Professor Tiago Branco, Group Leader at the Sainsbury Wellcome Centre at UCL and corresponding author on the paper, said: “There are a lot of theories in psychology about how performing certain actions facilitates learning. In this study, we tested whether simply observing obstacles in an environment was enough to learn about them, or if purposeful, sensory-guided actions help animals build a cognitive map of the world.”
In previous work, scientists at UCL observed a correlation between how well animals learn to go around an obstacle and the number of times they had run to the object. In this study, Philip Shamash (Sainsbury Wellcome Centre at UCL), PhD student and first author of the paper, carried out experiments to test the impact of preventing animals from performing exploratory runs. By expressing a light-activated protein called channelrhodopsin in one part of the motor cortex, Philip was able to use optogenetic tools to prevent animals from initiating exploratory runs towards obstacles.

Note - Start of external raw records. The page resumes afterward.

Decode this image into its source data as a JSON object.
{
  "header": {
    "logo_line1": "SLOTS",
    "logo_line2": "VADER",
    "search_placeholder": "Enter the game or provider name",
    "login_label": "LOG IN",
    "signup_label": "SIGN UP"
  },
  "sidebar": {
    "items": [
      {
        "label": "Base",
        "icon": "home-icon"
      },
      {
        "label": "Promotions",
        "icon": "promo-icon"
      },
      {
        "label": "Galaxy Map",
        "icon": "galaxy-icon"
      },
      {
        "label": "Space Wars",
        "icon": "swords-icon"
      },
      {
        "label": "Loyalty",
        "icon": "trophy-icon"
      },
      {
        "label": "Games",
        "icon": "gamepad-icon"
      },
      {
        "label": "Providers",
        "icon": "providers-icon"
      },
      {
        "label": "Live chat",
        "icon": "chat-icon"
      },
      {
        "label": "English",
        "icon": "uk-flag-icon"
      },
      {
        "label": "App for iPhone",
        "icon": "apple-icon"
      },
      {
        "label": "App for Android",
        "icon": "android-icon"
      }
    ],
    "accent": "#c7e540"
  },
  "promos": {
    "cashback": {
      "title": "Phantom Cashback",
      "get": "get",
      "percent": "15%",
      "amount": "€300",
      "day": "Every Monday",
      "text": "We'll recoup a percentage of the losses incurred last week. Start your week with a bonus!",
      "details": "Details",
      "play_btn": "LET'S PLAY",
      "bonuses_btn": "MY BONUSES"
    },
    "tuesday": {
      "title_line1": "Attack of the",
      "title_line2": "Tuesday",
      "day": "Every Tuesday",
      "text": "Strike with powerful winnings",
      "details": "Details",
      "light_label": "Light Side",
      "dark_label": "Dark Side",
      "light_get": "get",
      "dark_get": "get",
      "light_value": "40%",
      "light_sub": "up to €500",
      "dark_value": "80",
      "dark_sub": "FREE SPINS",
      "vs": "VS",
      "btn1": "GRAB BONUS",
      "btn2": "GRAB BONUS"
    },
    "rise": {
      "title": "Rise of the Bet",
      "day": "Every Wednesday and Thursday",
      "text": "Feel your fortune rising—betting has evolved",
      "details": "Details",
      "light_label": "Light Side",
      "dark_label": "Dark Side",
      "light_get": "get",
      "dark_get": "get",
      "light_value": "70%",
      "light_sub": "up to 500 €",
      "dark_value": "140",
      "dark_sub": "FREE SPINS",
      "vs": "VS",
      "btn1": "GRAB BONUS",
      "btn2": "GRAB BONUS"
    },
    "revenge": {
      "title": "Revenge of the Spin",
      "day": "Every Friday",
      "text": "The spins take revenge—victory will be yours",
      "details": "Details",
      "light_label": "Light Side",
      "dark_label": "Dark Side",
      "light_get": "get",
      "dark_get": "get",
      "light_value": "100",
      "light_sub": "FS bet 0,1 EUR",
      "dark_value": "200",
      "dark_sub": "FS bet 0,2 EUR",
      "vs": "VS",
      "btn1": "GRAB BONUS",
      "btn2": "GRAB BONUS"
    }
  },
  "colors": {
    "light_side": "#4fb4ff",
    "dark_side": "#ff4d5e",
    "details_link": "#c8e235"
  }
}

The team found that even though mice had spent a lot of time observing and sniffing obstacles, if they were prevented in running towards them, they did not learn. This shows that the instinctive exploratory actions themselves are helping the animals learn a map of their environment.
To explore the algorithms that the brain might be using to learn, the team worked with Sebastian Lee, a PhD student in Dr Andrew Saxe’s lab in the Sainsbury Wellcome Centre at UCL, to run different models of reinforcement learning that people have developed for artificial agents, and observe which one most closely reproduces the mouse behaviour.
There are two main classes of reinforcement learning models: model-free and model-based. The team found that under some conditions mice act in a model-free way but under other conditions, they seem to have a model of the world. And so the researchers implemented an agent that can arbitrate between model-free and model-based. This is not necessarily how the mouse brain works, but it helped them to understand what is required in a learning algorithm to explain the behaviour.
Professor Branco said: “One of the problems with artificial intelligence is that agents need a lot of experience in order to learn something. They have to explore the environment thousands of times, whereas a real animal can learn an environment in less than ten minutes. We think this is in part because, unlike artificial agents, animals’ exploration is not random and instead focuses on salient objects. This kind of directed exploration makes the learning more efficient and so they need less experience to learn.”
The next steps for the researchers are to explore the link between the execution of exploratory actions and the representation of subgoals. The team are now carrying out recordings in the brain to discover which areas are involved in representing subgoals and how the exploratory actions lead to the formation of the representations.
This research was supported by Wellcome and the Royal Society.